The Commerce School’s Galant Center for Innovation and Entrepreneurship—a nexus of venture-related initiatives within the School and for which Martin serves as Director—provides extracurricular training opportunities to students and alumni, while supporting off-Grounds nonprofits such as Forge (formerly HackCville) that have prepared thousands of students to create impact. The Center also supports faculty research and related studies in subjects such as donation methodologies encouraging intentional giving and energy system modeling of extreme weather events in Puerto Rico.

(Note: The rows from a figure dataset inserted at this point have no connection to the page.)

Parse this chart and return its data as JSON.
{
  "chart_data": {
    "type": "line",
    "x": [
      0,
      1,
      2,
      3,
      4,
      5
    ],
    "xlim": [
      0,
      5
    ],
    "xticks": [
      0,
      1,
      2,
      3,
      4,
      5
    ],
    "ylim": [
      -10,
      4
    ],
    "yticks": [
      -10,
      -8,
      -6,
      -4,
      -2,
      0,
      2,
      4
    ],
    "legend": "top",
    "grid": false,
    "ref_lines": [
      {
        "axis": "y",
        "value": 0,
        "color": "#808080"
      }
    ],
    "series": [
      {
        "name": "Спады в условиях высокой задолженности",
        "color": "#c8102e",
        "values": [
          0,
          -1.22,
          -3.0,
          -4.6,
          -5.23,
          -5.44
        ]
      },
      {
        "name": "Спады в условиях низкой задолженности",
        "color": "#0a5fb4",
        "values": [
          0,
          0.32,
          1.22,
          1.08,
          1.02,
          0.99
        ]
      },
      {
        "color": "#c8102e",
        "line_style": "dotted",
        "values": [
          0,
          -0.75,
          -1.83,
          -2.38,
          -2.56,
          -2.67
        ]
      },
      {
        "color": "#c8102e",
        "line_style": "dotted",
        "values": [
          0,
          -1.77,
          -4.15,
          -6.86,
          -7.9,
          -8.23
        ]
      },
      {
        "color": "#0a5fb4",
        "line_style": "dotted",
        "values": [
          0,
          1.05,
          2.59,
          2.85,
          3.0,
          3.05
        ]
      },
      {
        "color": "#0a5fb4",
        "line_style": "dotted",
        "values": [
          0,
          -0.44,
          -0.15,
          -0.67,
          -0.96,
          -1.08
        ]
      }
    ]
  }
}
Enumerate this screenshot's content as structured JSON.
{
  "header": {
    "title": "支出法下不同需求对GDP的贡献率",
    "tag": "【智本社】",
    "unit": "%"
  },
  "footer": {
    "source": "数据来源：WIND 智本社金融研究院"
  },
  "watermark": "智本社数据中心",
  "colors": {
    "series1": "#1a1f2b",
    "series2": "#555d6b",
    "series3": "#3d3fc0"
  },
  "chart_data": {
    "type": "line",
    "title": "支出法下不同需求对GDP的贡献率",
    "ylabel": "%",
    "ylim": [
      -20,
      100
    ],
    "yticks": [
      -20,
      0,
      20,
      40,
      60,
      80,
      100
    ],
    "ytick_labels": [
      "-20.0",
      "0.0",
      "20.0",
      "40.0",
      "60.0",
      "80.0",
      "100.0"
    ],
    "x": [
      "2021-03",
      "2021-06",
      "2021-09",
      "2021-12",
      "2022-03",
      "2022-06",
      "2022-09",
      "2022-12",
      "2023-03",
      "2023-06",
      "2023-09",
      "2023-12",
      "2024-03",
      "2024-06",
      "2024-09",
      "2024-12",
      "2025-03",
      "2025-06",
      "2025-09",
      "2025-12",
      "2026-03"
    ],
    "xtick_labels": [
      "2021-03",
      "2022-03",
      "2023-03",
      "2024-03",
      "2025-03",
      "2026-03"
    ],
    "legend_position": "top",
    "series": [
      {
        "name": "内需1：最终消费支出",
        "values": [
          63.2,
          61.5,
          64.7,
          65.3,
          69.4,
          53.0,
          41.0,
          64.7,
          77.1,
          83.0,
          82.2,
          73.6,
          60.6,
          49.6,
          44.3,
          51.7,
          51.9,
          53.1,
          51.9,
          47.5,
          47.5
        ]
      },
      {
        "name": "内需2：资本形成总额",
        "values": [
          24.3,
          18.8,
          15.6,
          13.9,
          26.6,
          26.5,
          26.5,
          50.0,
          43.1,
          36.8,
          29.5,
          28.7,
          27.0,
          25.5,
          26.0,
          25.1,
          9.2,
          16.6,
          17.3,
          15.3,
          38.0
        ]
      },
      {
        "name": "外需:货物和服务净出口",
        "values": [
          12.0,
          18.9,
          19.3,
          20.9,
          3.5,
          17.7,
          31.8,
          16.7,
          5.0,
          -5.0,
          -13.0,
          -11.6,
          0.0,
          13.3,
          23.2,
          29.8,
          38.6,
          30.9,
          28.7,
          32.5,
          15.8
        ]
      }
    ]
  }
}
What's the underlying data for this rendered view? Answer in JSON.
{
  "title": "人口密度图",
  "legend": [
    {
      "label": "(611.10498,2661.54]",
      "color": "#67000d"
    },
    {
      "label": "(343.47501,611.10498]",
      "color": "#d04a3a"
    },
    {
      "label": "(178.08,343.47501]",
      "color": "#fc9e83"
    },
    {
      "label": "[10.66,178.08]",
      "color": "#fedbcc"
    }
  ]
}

The Center has made a name for itself for its role in pitch competitions like its namesake, Galant Challenge, which draws great interest from those vying for seed funding across Grounds and Virginia. Martin contends that it has potential in the future for becoming a significant nationwide competition that stands to be one of the largest in the country.

The pandemic may have temporarily slowed down many programs, but it hasn’t put a stop to innovation and entrepreneurship at the Comm School. And though online interactions have had to stand in for some experiences, the future still holds immense promise and excitement to come, with a return to real-world business implementation, engaging in-person events, and essential on-site interactions that will continue to usher in McIntire’s next wave of creators of value and solvers of problems.